Chris: There are many wonderful companies tackling mental health challenges using VR. Many of the treatments using VR focus on PTSD, phobias, or anxieties, however few specifically tackle depression in a clinical way. I think one of the reasons for this discrepancy is that for something like the treatment of a certain phobia there is a very linear relationship between what is needed for the treatment and the value that VR provides. For example, for the fear of flying it might not be feasible to ask someone to get on a plane and face their fears. Instead, VR provides a very controlled and emotionally stimulating alternative. For depression, the benefits might not be as obvious. Hopefully, with more research and work being done on VR for depression, its value will become more evident for more psychologists, counselors, companies, and people.

Barb: Yes, we know of very few people working in the area of VR for depression. A small number of people opened therapy offices in Second Life when it began, but these never seem to have become popular.

What about in academia? Are you aware of the research going on in the use of VR for depression?

Chris: In academia, I think it’s a very similar story, especially in origin. However, more and more people are tackling mental health challenges using VR across the world. I think it’s becoming more accepted and prominent in research, and I’m excited for what new ideas come out of universities.

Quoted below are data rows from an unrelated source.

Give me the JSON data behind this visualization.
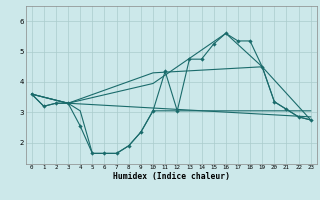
{
  "xlabel": "Humidex (Indice chaleur)",
  "background_color": "#cce8ea",
  "grid_color": "#aacccc",
  "line_color": "#1a6b6b",
  "xlim": [
    -0.5,
    23.5
  ],
  "ylim": [
    1.3,
    6.5
  ],
  "yticks": [
    2,
    3,
    4,
    5,
    6
  ],
  "xticks": [
    0,
    1,
    2,
    3,
    4,
    5,
    6,
    7,
    8,
    9,
    10,
    11,
    12,
    13,
    14,
    15,
    16,
    17,
    18,
    19,
    20,
    21,
    22,
    23
  ],
  "line1_x": [
    0,
    1,
    2,
    3,
    4,
    5,
    6,
    7,
    8,
    9,
    10,
    11,
    12,
    13,
    14,
    15,
    16,
    17,
    18,
    19,
    20,
    21,
    22,
    23
  ],
  "line1_y": [
    3.6,
    3.2,
    3.3,
    3.3,
    3.05,
    1.65,
    1.65,
    1.65,
    1.9,
    2.35,
    3.05,
    3.05,
    3.05,
    3.05,
    3.05,
    3.05,
    3.05,
    3.05,
    3.05,
    3.05,
    3.05,
    3.05,
    3.05,
    3.05
  ],
  "line2_x": [
    0,
    1,
    2,
    3,
    4,
    5,
    6,
    7,
    8,
    9,
    10,
    11,
    12,
    13,
    14,
    15,
    16,
    17,
    18,
    19,
    20,
    21,
    22,
    23
  ],
  "line2_y": [
    3.6,
    3.2,
    3.3,
    3.3,
    2.55,
    1.65,
    1.65,
    1.65,
    1.9,
    2.35,
    3.05,
    4.35,
    3.05,
    4.75,
    4.75,
    5.25,
    5.6,
    5.35,
    5.35,
    4.5,
    3.35,
    3.1,
    2.85,
    2.75
  ],
  "line3_x": [
    0,
    3,
    10,
    19,
    23
  ],
  "line3_y": [
    3.6,
    3.3,
    4.3,
    4.5,
    2.75
  ],
  "line4_x": [
    0,
    3,
    10,
    16,
    19,
    20,
    21,
    22,
    23
  ],
  "line4_y": [
    3.6,
    3.3,
    3.95,
    5.6,
    4.5,
    3.35,
    3.1,
    2.85,
    2.75
  ],
  "line5_x": [
    0,
    3,
    23
  ],
  "line5_y": [
    3.6,
    3.3,
    2.85
  ]
}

Barb: No, most academic applications seem to be using VR for social skills training or other basic skills training for developmentally disabled or neurodiverse people.

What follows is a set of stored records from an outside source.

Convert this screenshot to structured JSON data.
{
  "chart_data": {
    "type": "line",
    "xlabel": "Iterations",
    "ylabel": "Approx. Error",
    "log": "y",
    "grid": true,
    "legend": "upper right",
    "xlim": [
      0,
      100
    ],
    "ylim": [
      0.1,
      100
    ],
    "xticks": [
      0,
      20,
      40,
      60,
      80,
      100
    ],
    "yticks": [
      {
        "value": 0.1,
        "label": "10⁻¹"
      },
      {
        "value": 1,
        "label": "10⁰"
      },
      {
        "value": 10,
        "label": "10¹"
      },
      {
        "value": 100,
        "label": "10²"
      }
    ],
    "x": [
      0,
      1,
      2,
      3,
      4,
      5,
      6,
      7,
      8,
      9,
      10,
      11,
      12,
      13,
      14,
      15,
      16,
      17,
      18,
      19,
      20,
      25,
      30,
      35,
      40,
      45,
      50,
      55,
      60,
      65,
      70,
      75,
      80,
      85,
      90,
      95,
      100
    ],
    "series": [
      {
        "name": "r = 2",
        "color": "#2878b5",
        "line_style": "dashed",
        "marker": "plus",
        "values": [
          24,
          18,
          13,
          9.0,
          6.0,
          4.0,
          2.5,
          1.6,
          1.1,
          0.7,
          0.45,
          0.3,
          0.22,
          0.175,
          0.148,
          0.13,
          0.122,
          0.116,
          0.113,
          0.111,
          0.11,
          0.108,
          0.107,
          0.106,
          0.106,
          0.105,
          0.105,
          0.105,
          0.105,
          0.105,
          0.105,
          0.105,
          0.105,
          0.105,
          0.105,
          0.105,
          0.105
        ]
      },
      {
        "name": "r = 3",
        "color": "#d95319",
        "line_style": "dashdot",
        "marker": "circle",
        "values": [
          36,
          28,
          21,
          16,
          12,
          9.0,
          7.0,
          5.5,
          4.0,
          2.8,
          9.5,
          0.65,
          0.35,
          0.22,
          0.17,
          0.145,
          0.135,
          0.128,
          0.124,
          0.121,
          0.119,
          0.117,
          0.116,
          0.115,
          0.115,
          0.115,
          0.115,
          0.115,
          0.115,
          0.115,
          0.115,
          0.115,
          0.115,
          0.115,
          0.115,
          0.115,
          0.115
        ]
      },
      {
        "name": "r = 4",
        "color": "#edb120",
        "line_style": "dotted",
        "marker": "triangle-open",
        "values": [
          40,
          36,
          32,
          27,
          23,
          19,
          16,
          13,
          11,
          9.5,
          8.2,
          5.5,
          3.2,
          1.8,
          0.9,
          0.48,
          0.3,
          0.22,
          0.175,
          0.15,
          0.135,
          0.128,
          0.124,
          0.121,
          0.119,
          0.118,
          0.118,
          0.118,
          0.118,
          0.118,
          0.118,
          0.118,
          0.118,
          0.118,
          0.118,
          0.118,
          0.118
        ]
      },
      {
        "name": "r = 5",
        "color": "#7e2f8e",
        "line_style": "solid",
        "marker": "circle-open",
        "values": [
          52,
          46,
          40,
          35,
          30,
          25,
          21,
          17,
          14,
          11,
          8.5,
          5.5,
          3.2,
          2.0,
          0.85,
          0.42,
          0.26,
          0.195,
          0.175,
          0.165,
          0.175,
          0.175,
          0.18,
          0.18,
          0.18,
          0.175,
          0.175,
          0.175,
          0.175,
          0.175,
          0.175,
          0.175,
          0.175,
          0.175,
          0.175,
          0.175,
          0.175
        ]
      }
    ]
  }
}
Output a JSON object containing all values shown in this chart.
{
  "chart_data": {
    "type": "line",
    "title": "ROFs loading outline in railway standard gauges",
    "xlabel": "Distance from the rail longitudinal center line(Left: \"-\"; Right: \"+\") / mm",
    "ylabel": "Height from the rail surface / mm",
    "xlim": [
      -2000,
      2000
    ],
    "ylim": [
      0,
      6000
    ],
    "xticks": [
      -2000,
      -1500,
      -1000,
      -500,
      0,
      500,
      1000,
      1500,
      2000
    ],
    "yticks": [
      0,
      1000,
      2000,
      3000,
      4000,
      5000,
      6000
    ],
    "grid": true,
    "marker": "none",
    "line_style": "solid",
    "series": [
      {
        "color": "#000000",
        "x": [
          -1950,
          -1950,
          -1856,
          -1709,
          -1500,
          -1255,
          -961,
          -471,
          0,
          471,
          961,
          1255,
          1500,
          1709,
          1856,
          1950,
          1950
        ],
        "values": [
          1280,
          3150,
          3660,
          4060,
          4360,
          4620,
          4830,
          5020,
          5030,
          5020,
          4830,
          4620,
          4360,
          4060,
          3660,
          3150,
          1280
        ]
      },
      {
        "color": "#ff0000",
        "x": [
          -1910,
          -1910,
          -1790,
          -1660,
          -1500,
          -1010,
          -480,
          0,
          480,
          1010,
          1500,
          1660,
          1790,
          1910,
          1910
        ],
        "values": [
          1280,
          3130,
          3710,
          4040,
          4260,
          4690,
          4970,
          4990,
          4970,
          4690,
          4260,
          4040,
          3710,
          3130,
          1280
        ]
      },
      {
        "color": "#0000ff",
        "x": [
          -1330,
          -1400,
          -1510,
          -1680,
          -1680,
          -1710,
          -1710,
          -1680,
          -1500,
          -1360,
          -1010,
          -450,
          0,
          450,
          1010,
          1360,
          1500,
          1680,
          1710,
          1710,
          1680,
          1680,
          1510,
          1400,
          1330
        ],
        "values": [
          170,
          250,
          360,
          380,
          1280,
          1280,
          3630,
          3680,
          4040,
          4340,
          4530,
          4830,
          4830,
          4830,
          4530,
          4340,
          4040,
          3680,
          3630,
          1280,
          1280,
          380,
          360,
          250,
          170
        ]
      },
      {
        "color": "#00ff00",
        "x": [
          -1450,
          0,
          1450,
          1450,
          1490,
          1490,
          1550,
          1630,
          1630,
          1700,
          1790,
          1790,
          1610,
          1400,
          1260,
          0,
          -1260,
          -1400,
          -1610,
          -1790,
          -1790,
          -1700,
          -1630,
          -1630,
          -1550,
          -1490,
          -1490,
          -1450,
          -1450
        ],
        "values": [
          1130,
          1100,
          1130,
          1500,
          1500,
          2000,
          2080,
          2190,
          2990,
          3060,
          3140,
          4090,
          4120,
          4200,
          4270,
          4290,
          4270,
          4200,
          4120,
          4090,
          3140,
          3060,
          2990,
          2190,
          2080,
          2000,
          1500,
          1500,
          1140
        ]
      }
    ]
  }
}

How do you see this area (VR for depression) developing in the next few years?

Chris: I’m excited for what the next few years of VR for depression hold. Over the past couple years, during the global pandemic, therapists were forced to accept the use of technology in their practice and many found out that it could be very beneficial. We are at a very interesting crossroads of huge advancements in VR technology, more acceptance of technology by practitioners, and an emphasis on mental healthcare. I think in a few years VR for depression research and practical use will have grown substantially.

Barb: Given the increase in professional development workshops at the American Psychological Association and the steady increase on articles published, I think a wave is beginning. I’m glad we caught the wave.

***

Denise Silber:

Please find below two bibliographic references and comments derived from my Pubmed search under these criteria: open access articles, Virtual reality and depression appear in the title, published since 2020. In contrast to anxiety and pain, and as our guests Chris and Barb noted, there is much less specific, published research on depression and VR.

Virtual Reality Therapy for Depression and Mood Disorders in Long-Term Care Facilities Geriatrics (Basel)2021 Jun 4;6(2):58. doi: 10.3390/geriatrics6020058.

The following image appearing in this article demonstrates that there is evidence of the improvement of mood and related symptoms, but there are various limits to the demonstration: minimum treatment period, depression criteria not fully evaluated…

Virtual Reality for Depression and Anxiety: Scoping Review September 2021 (JMIR)

https://mental.jmir.org/2021/9/e29681/

Denise : The conclusion of this article also underlines the need for further research on the use of Virtual Reality in Depression!

« Specifically, we found a lot of studies dedicated to one or the other form of anxiety, whereas a limited number of studies were found to concentrate on depression (4/34, 12%). Supporting people with depression in VR settings could be an interesting area to explore for health and technology researchers in the future. »

We are excited to note that ClinicalTrials.gov reports 17 completed trials on VR and depression. The search is hyper-linked in our introduction to this article.